Staatsbeteiligung an Lufthansa soll nur vorübergehend sein

Ticker / 23.05.2020 • 09:27 Uhr / 3 Minuten Lesezeit

Der deutsche Wirtschaftsminister Peter Altmaier hat versichert, dass die angepeilte Staatsbeteiligung an der AUA-Mutter Lufthansa nur vorübergehend sein soll. „Der Staat wird sich so schnell wie möglich wieder zurückziehen, damit die Lufthansa dann alleine zurechtkommt. Das gilt auch für ähnliche Fälle, über die wir möglicherweise in der Zukunft noch Entscheidungen treffen müssen“, sagte Altmaier.

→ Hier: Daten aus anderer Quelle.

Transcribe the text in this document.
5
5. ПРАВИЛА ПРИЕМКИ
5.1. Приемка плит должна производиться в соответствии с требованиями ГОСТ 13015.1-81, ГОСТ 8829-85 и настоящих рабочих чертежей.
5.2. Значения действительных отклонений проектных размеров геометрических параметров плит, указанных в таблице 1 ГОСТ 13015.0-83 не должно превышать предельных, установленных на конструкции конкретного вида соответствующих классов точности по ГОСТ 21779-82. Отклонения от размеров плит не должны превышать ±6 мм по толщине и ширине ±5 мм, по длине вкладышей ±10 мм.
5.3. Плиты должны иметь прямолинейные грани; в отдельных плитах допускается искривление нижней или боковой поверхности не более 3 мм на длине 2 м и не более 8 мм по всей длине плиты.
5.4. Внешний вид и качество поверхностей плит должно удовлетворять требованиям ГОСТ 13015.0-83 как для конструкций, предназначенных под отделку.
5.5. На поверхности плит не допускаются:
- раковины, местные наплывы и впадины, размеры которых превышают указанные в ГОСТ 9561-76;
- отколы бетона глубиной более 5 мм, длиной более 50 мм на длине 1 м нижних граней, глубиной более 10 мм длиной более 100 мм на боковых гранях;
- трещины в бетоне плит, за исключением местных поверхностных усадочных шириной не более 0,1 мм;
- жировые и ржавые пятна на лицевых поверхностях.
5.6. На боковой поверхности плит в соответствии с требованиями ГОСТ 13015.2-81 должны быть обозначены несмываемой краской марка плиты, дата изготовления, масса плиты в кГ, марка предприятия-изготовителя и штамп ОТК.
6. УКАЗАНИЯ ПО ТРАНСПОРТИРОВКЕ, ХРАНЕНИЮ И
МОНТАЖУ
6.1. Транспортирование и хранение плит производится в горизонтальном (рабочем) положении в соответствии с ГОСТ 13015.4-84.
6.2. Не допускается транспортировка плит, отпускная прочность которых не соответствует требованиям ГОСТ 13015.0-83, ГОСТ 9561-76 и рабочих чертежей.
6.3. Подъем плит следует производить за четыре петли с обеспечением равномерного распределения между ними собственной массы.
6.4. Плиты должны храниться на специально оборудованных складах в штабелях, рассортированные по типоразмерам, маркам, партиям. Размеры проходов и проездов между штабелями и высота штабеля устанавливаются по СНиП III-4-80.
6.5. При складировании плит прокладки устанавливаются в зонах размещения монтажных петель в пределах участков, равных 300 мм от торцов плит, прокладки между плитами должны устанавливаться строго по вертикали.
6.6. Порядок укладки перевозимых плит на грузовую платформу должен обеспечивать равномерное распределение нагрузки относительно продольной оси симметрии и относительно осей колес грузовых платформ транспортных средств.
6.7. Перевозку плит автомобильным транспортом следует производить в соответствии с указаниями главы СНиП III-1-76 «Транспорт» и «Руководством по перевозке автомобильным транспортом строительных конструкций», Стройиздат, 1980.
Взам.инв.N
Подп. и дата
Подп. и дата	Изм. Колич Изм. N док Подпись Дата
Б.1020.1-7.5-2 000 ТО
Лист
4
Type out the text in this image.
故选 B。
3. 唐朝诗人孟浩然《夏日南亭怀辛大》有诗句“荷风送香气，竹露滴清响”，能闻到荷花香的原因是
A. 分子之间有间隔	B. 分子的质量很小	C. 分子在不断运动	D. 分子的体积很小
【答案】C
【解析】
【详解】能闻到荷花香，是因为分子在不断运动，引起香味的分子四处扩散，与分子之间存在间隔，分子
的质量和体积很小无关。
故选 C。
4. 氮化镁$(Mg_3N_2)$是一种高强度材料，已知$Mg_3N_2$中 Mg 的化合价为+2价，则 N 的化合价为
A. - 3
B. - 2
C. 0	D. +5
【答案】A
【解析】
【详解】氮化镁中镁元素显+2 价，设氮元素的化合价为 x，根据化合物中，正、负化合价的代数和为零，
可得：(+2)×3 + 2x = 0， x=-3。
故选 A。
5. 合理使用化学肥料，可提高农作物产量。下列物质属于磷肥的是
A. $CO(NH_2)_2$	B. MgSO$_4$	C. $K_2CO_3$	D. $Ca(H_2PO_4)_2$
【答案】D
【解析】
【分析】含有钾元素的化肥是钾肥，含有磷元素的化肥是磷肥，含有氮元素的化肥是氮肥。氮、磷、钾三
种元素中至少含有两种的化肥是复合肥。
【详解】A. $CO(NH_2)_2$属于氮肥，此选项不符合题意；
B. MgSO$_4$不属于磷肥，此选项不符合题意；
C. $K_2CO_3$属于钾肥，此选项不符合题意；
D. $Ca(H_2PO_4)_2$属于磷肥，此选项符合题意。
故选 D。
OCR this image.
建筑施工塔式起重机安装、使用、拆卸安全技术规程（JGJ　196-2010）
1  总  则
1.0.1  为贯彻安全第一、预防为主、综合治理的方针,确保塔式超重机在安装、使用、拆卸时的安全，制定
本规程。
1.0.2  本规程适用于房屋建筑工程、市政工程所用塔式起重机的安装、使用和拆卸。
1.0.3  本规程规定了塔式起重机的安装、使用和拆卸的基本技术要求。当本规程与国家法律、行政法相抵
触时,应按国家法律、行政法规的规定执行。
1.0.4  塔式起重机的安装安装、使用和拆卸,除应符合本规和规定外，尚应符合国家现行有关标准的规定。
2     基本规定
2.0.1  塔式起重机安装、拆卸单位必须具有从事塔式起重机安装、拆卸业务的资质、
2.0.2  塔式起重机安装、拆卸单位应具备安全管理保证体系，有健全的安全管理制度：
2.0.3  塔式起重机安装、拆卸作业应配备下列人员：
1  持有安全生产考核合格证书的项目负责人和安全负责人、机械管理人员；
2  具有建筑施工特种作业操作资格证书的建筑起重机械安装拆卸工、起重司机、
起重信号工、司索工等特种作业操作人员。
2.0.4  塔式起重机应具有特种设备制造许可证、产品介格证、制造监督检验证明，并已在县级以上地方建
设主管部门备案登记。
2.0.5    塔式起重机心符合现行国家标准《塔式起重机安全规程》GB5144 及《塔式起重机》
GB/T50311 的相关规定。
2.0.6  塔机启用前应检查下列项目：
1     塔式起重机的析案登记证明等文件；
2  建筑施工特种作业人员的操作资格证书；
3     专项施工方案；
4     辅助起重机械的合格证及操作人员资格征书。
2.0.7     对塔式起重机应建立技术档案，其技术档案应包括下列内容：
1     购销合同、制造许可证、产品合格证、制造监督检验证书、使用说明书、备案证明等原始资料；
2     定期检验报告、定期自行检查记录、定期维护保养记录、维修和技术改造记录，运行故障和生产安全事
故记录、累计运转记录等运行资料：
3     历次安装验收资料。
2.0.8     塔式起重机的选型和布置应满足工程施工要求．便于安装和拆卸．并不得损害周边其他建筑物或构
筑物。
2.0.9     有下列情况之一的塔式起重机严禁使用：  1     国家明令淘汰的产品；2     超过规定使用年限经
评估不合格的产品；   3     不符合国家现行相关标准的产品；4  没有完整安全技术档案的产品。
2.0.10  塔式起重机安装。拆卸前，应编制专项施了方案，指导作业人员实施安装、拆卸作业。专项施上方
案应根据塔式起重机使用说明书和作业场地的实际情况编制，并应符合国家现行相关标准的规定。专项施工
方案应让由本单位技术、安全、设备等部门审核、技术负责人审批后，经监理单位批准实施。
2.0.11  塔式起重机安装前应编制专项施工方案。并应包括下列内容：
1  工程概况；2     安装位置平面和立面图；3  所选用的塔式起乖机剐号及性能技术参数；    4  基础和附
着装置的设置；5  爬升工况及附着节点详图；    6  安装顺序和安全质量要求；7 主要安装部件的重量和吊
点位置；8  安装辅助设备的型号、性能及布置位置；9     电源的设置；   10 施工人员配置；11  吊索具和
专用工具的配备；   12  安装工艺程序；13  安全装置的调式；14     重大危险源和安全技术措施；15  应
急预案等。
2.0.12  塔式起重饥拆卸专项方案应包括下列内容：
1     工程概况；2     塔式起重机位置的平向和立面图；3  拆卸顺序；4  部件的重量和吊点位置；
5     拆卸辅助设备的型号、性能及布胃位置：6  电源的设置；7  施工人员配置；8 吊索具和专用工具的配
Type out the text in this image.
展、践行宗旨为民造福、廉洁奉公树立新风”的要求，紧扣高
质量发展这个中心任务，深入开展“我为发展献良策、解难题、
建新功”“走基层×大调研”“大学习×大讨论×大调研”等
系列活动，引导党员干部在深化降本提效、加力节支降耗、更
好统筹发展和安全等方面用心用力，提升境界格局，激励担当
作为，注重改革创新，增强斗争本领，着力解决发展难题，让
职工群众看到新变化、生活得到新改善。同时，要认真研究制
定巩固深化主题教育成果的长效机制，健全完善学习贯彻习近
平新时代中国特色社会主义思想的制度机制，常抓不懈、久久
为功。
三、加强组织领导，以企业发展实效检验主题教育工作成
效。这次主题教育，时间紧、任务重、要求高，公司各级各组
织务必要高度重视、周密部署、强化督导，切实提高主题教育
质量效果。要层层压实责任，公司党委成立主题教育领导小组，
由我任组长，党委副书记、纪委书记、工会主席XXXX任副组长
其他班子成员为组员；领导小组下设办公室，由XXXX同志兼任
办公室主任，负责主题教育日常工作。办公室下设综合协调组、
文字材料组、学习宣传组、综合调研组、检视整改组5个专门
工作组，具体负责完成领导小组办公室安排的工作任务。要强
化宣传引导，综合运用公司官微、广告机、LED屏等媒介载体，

Der Minister verteidigte in der „Saarbrücker Zeitung“ (Samstag) den angestrebten Einstieg des deutschen Staates gegen Kritik. Die Lufthansa sei ein traditionsreiches, starkes Unternehmen, das durch die Coronakrise unverschuldet in größte Schwierigkeiten gekommen sei. „Ich habe noch keine ernstzunehmende Stimme vernommen, die dafür plädiert, die Lufthansa und all ihre Beschäftigten in die Insolvenz zu schicken.“ Über die genaue Ausgestaltung des Rettungspakets für die Lufthansa werde noch intensiv verhandelt.

Altmaier lehnte es ab, der Lufthansa wie bei der Air-France-Rettung in Frankreich die Bedingung zu stellen, zugunsten der umweltfreundlichen Bahn auf Inlandsflüge zu verzichten. „Wenn man mit Auflagen für einzelne Unternehmen anfängt, verschwimmt die Grenze zum staatsgelenkten Konzern sehr schnell“, sagte der Minister.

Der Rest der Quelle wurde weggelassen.